Chapter 44: How to NOT negotiate with the devil (2)
Straight-backed in his chair. Pen in hand. Steel-gray eyes and a deep teal shirt with cuffs so crisp they could cut glass. Hair combed like the wind had been outlawed. And the expression of someone who’d just written the epitaph of someone important.
He wore a long blue coat with silver trim, pale gloves resting beside a stack of sealed papers. His hair was combed with painful precision. His face—too symmetrical not to be hiding some asymmetry of character.
The room had no windows. Just tall candles and heavy drapes, like light and sound were smuggled in through legally questionable amounts.
The air was dry, scented with something woodsy enough to offend. I stood near the door, technically inside the conversation—but also outside it. Pretending not to listen. Listening to everything.
Soren rose with the kind of slowness reserved for men who never do anything by impulse. The teal-blue coat looked freshly pressed, the collar too stiff to be comfortable—but flawless, like a nobleman’s smirk. When he spoke, it was with the voice of a man who practiced every syllable in front of a mirror.
"Miss Thalia," he said with a slow bow. Almost bored. "And... your companion."
He gave me a short, sharp look. The kind that weighs a bodyguard by how many visible scars he’s got. I kept my face blank. Eyes steady. Shoulders square. Trained to look more muscle than mind—and less observant than I really am.
"My bodyguard," Thalia replied, with a scalpel-precise smile. "We ran into some... complications on the road."

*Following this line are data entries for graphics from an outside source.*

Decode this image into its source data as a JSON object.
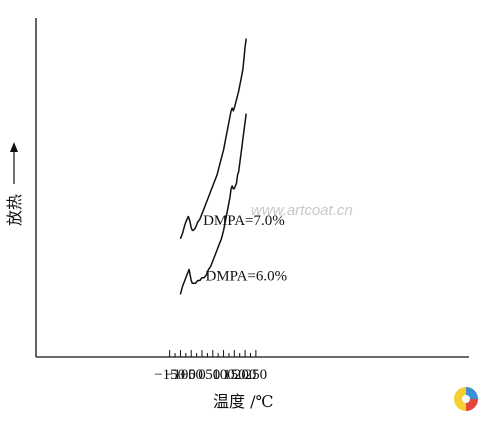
{
  "chart_data": {
    "type": "line",
    "xlabel": "温度 /℃",
    "ylabel": "放热",
    "x_ticks": [
      -150,
      -100,
      -50,
      0,
      50,
      100,
      150,
      200,
      250
    ],
    "xlim": [
      -150,
      250
    ],
    "y_ticks_shown": false,
    "grid": false,
    "legend": "none",
    "series": [
      {
        "name": "DMPA=7.0%",
        "label_at": [
          5,
          0.36
        ],
        "x": [
          -100,
          -90,
          -80,
          -70,
          -63,
          -55,
          -50,
          -45,
          -40,
          -30,
          -20,
          -10,
          0,
          10,
          20,
          30,
          40,
          50,
          60,
          70,
          80,
          90,
          100,
          110,
          120,
          130,
          135,
          140,
          145,
          150,
          160,
          170,
          175,
          180,
          185,
          190,
          195,
          200,
          205
        ],
        "y": [
          0.31,
          0.33,
          0.36,
          0.38,
          0.39,
          0.37,
          0.35,
          0.34,
          0.34,
          0.35,
          0.37,
          0.38,
          0.4,
          0.42,
          0.44,
          0.46,
          0.48,
          0.5,
          0.52,
          0.54,
          0.57,
          0.6,
          0.63,
          0.67,
          0.71,
          0.75,
          0.77,
          0.78,
          0.77,
          0.78,
          0.81,
          0.84,
          0.86,
          0.88,
          0.9,
          0.92,
          0.96,
          1.0,
          1.03
        ]
      },
      {
        "name": "DMPA=6.0%",
        "label_at": [
          16,
          0.16
        ],
        "x": [
          -100,
          -90,
          -80,
          -70,
          -60,
          -55,
          -50,
          -45,
          -40,
          -30,
          -20,
          -10,
          0,
          10,
          20,
          30,
          40,
          50,
          60,
          70,
          80,
          90,
          100,
          110,
          120,
          130,
          135,
          140,
          145,
          150,
          160,
          165,
          170,
          175,
          180,
          185,
          190,
          195,
          200,
          205
        ],
        "y": [
          0.11,
          0.14,
          0.16,
          0.18,
          0.2,
          0.18,
          0.16,
          0.15,
          0.15,
          0.15,
          0.16,
          0.16,
          0.17,
          0.17,
          0.18,
          0.2,
          0.21,
          0.23,
          0.25,
          0.27,
          0.29,
          0.31,
          0.34,
          0.38,
          0.42,
          0.46,
          0.49,
          0.5,
          0.49,
          0.49,
          0.51,
          0.54,
          0.55,
          0.58,
          0.61,
          0.64,
          0.67,
          0.7,
          0.73,
          0.76
        ]
      }
    ]
  },
  "watermark": "www.artcoat.cn"
}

Her voice was steady, but it carried that subtle layer of curated charm—the kind you don’t get born with, you grow into. And the kind that sometimes grates.
"I’ve always heard the inland roads were poetic," he said, idly spinning the silver ring on his finger, "though I was never told if that included bandits, rain, or spooked horses."
She let out a polite laugh. Just the right volume to sound genuine, with none of the weariness.